Suite à de nombreux avis, qu’ils soient bons comme celui des Fantasy d’Amanda, Stelphique et Lena Bubi ou plus mitigés comme pour Malecturothèque, j’ai eu envie de découvrir Vox ! Le contexte et les thématiques abordées étaient ce qui m’intriguait le plus, car ils me paraissaient à la fois intéressants et révoltants. couv75398365Imaginez : un monde où les Femmes n’ont plus le droit de s’exprimer et sont limitées à cent mots par jour… Écrire, lire, signer, travailler, voyager est désormais prohibé et réservé à la gent masculine. Pire : une Femme est obligée de subvenir aux besoins de son mari ainsi que de sa famille.
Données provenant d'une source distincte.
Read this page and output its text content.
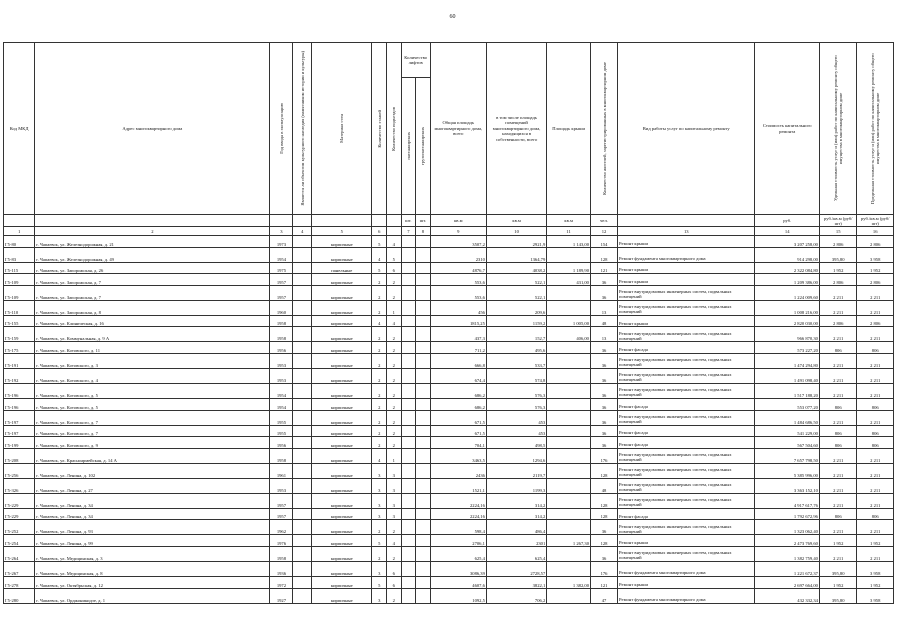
60
Код МКД	Адрес многоквартирного дома	Год ввода в эксплуатацию	Является ли объектом культурного наследия (памятником истории и культуры)	Материал стен	Количество этажей	Количество подъездов	Количество лифтов		Общая площадь многоквартирного дома, всего	в том числе площадь помещений многоквартирного дома, находящихся в собственности, всего	Площадь крыши	Количество жителей, зарегистрированных в многоквартирном доме	Вид работы услуг по капитальному ремонту	Стоимость капитального ремонта	Удельная стоимость услуг и (или) работ по капитальному ремонту общего имущества в многоквартирном доме	Предельная стоимость услуг и (или) работ по капитальному ремонту общего имущества в многоквартирном доме

							пассажирских	грузопассажирских								

							шт.	шт.	кв.м	кв.м	кв.м	чел.		руб.	руб./кв.м (руб/шт)	руб./кв.м (руб/шт)
1	2	3	4	5	6		7	8	9	10	11	12	13	14	15	16
Г5-80	г. Чапаевск, ул. Железнодорожная, д. 21	1973		кирпичные	5	4			3507,2	2921,9	1 143,00	154	Ремонт крыши	3 207 258,00	2 806	2 806
Г5-83	г. Чапаевск, ул. Железнодорожная, д. 49	1954		кирпичные	4	5			2310	1364,79		128	Ремонт фундамента многоквартирного дома	914 298,00	395,80	3 958
Г5-115	г. Чапаевск, ул. Запорожская, д. 26	1975		панельные	5	6			4876,7	4038,2	1 189,90	121	Ремонт крыши	2 322 084,80	1 952	1 952
Г5-109	г. Чапаевск, ул. Запорожская, д. 7	1957		кирпичные	2	2			553,6	522,1	431,00	36	Ремонт крыши	1 209 386,00	2 806	2 806
Г5-109	г. Чапаевск, ул. Запорожская, д. 7	1957		кирпичные	2	2			553,6	522,1		36	Ремонт внутридомовых инженерных систем, подвальных помещений	1 224 009,60	2 211	2 211
Г5-110	г. Чапаевск, ул. Запорожская, д. 8	1960		кирпичные	2	1			456	209,6		13	Ремонт внутридомовых инженерных систем, подвальных помещений	1 008 216,00	2 211	2 211
Г5-155	г. Чапаевск, ул. Клиническая, д. 16	1958		кирпичные	4	4			1815,25	1159,2	1 005,00	48	Ремонт крыши	2 820 030,00	2 806	2 806
Г5-159	г. Чапаевск, ул. Коммунальная, д. 9 А	1958		кирпичные	2	2			437,3	152,7	406,00	13	Ремонт внутридомовых инженерных систем, подвальных помещений	966 870,30	2 211	2 211
Г5-175	г. Чапаевск, ул. Котовского, д. 11	1956		кирпичные	2	2			711,2	495,6		36	Ремонт фасада	573 227,20	806	806
Г5-191	г. Чапаевск, ул. Котовского, д. 3	1953		кирпичные	2	2			666,8	533,7		36	Ремонт внутридомовых инженерных систем, подвальных помещений	1 474 294,80	2 211	2 211
Г5-192	г. Чапаевск, ул. Котовского, д. 4	1953		кирпичные	2	2			674,4	574,8		36	Ремонт внутридомовых инженерных систем, подвальных помещений	1 491 098,40	2 211	2 211
Г5-196	г. Чапаевск, ул. Котовского, д. 5	1954		кирпичные	2	2			686,2	576,3		36	Ремонт внутридомовых инженерных систем, подвальных помещений	1 517 188,20	2 211	2 211
Г5-196	г. Чапаевск, ул. Котовского, д. 5	1954		кирпичные	2	2			686,2	576,3		36	Ремонт фасада	553 077,20	806	806
Г5-197	г. Чапаевск, ул. Котовского, д. 7	1955		кирпичные	2	2			671,5	453		36	Ремонт внутридомовых инженерных систем, подвальных помещений	1 484 686,50	2 211	2 211
Г5-197	г. Чапаевск, ул. Котовского, д. 7	1955		кирпичные	2	2			671,5	453		36	Ремонт фасада	541 229,00	806	806
Г5-199	г. Чапаевск, ул. Котовского, д. 9	1956		кирпичные	2	2			704,1	498,5		36	Ремонт фасада	567 504,60	806	806
Г5-208	г. Чапаевск, ул. Красноармейская, д. 14 А	1958		кирпичные	4	1			3463,5	1294,6		176	Ремонт внутридомовых инженерных систем, подвальных помещений	7 657 798,50	2 211	2 211
Г5-256	г. Чапаевск, ул. Ленина, д. 102	1961		кирпичные	3	3			2436	2119,7		128	Ремонт внутридомовых инженерных систем, подвальных помещений	5 385 996,00	2 211	2 211
Г5-326	г. Чапаевск, ул. Ленина, д. 27	1953		кирпичные	3	3			1521,1	1199,3		48	Ремонт внутридомовых инженерных систем, подвальных помещений	3 363 152,10	2 211	2 211
Г5-229	г. Чапаевск, ул. Ленина, д. 34	1957		кирпичные	3	3			2224,16	314,2		128	Ремонт внутридомовых инженерных систем, подвальных помещений	4 917 617,76	2 211	2 211
Г5-229	г. Чапаевск, ул. Ленина, д. 34	1957		кирпичные	3	3			2224,16	314,2		128	Ремонт фасада	1 792 672,96	806	806
Г5-252	г. Чапаевск, ул. Ленина, д. 93	1962		кирпичные	2	2			598,4	486,4		36	Ремонт внутридомовых инженерных систем, подвальных помещений	1 323 062,40	2 211	2 211
Г5-254	г. Чапаевск, ул. Ленина, д. 99	1976		кирпичные	5	4			2706,1	2301	1 267,30	128	Ремонт крыши	2 473 769,60	1 952	1 952
Г5-264	г. Чапаевск, ул. Медицинская, д. 3	1958		кирпичные	2	2			625,4	625,4		36	Ремонт внутридомовых инженерных систем, подвальных помещений	1 382 759,40	2 211	2 211
Г5-267	г. Чапаевск, ул. Медицинская, д. 8	1936		кирпичные	3	6			3086,39	2728,57		176	Ремонт фундамента многоквартирного дома	1 221 672,37	395,80	3 958
Г5-278	г. Чапаевск, ул. Октябрьская, д. 12	1972		кирпичные	5	6			4607,6	3822,1	1 382,00	121	Ремонт крыши	2 697 664,00	1 952	1 952
Г5-280	г. Чапаевск, ул. Орджоникидзе, д. 1	1927		кирпичные	3	2			1092,5	706,2		47	Ремонт фундамента многоквартирного дома	432 332,34	395,80	3 958
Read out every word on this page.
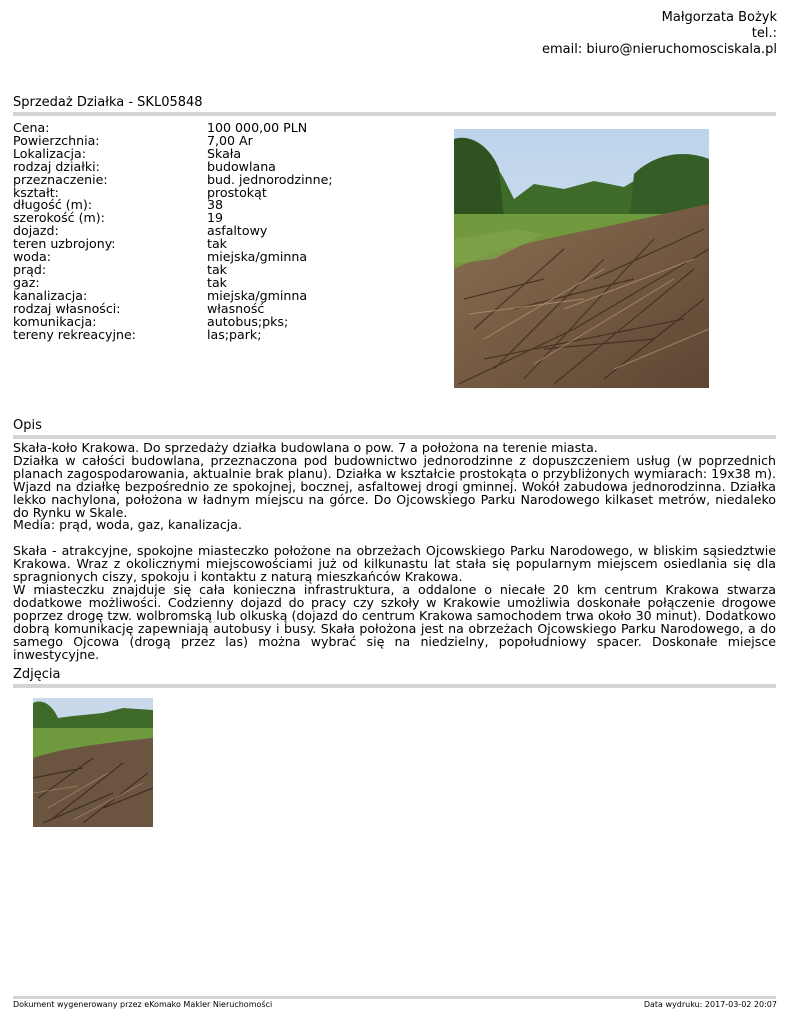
Małgorzata Bożyk
tel.:
email: biuro@nieruchomosciskala.pl
Sprzedaż Działka - SKL05848
Cena:	100 000,00 PLN
Powierzchnia:	7,00 Ar
Lokalizacja:	Skała
rodzaj działki:	budowlana
przeznaczenie:	bud. jednorodzinne;
kształt:	prostokąt
długość (m):	38
szerokość (m):	19
dojazd:	asfaltowy
teren uzbrojony:	tak
woda:	miejska/gminna
prąd:	tak
gaz:	tak
kanalizacja:	miejska/gminna
rodzaj własności:	własność
komunikacja:	autobus;pks;
tereny rekreacyjne:	las;park;
Opis

Skała-koło Krakowa. Do sprzedaży działka budowlana o pow. 7 a położona na terenie miasta.

Działka w całości budowlana, przeznaczona pod budownictwo jednorodzinne z dopuszczeniem usług (w poprzednich planach zagospodarowania, aktualnie brak planu). Działka w kształcie prostokąta o przybliżonych wymiarach: 19x38 m). Wjazd na działkę bezpośrednio ze spokojnej, bocznej, asfaltowej drogi gminnej. Wokół zabudowa jednorodzinna. Działka lekko nachylona, położona w ładnym miejscu na górce. Do Ojcowskiego Parku Narodowego kilkaset metrów, niedaleko do Rynku w Skale.

Media: prąd, woda, gaz, kanalizacja.

Skała - atrakcyjne, spokojne miasteczko położone na obrzeżach Ojcowskiego Parku Narodowego, w bliskim sąsiedztwie Krakowa. Wraz z okolicznymi miejscowościami już od kilkunastu lat stała się popularnym miejscem osiedlania się dla spragnionych ciszy, spokoju i kontaktu z naturą mieszkańców Krakowa.

W miasteczku znajduje się cała konieczna infrastruktura, a oddalone o niecałe 20 km centrum Krakowa stwarza dodatkowe możliwości. Codzienny dojazd do pracy czy szkoły w Krakowie umożliwia doskonałe połączenie drogowe poprzez drogę tzw. wolbromską lub olkuską (dojazd do centrum Krakowa samochodem trwa około 30 minut). Dodatkowo dobrą komunikację zapewniają autobusy i busy. Skała położona jest na obrzeżach Ojcowskiego Parku Narodowego, a do samego Ojcowa (drogą przez las) można wybrać się na niedzielny, popołudniowy spacer. Doskonałe miejsce inwestycyjne.

Zdjęcia
Dokument wygenerowany przez eKomako Makler Nieruchomości	Data wydruku: 2017-03-02 20:07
Ses droits les plus fondamentaux ont été anéantis progressivement. Esclave, utérus sur pattes, presque un objet « jetable » devant aller faire les courses et entretenir le foyer, leur rôle est limité. Cette régression m’a personnellement écœurée, d’autant que les moyens décrits sont plutôt perturbants ! Je souhaitais que ce livre aux messages féministes me remue et c’est réussi ! Ces pages ne m’ont pas laissée insensible… D’ailleurs, la place des Femmes n’est pas la seule chose à m’avoir abattue, puisque l’ouvrage va aller plus loin, notamment avec la place des homosexuels ou des infidélités que l’on punit d’une simple balle dans la tête. C’est une véritable dictature religieuse asphyxiante où le patriarcat sème la peur, le silence et l’obéissance

Jean, ou Gianna avant qu’elle ne quitte son pays d’origine (l’Italie), est une héroïne intelligente, révoltée, stratège et assez attachante. Elle a vécu cette véritable descente aux enfers et n’accepte pas cette muselière électronique que les enfants de la nouvelle génération acceptent aveuglément. Son mari Patrick semble aussi pourri et lâche que les autres Hommes, son aîné Steven est corrompu, les jumeaux Sam et Léo suivent le mouvement, tandis que la petite Sonia seulement âgée de cinq ans n’a connu que ce système. Jean se sent donc seule et désemparée face à cette injustice de masse. Elle voudrait que les choses changent, au moins pour sa benjamine, ce que l’on peut aisément comprendre. J’ai été émue par les personnages féminins de cette famille, que ce soit l’héroïne pour son dévouement ou Sonia qui, jeune et ingénue, ne comprend pas le danger. La scène où elle annonce fièrement qu’elle a été la première de sa classe à avoir le moins parler, si bien qu’elle en a été récompensée, m’a remué l’estomac. Du côté des Hommes, Steven est celui qui m’a le plus marqué. Il représente cette jeunesse masculine manipulable qui se fait endoctriner. Ses études vont le pousser à intégrer les Hommes Purs, un groupe radical. Son cas n’est pas sans rappeler le fascisme ou la seconde guerre mondiale avec la Shoah, puisque l’adolescent va être incité à dénoncer son entourage ou à prôner haut et fort la nouvelle idéologie. Cette délation terrible va souvent de paire avec la dictature, mais j’ai été ravie de voir la façon dont Christina Dalcher l’a développée, car elle montre toutes les retombées qu’il peut y avoir, qu’elles soient psychologiques ou non.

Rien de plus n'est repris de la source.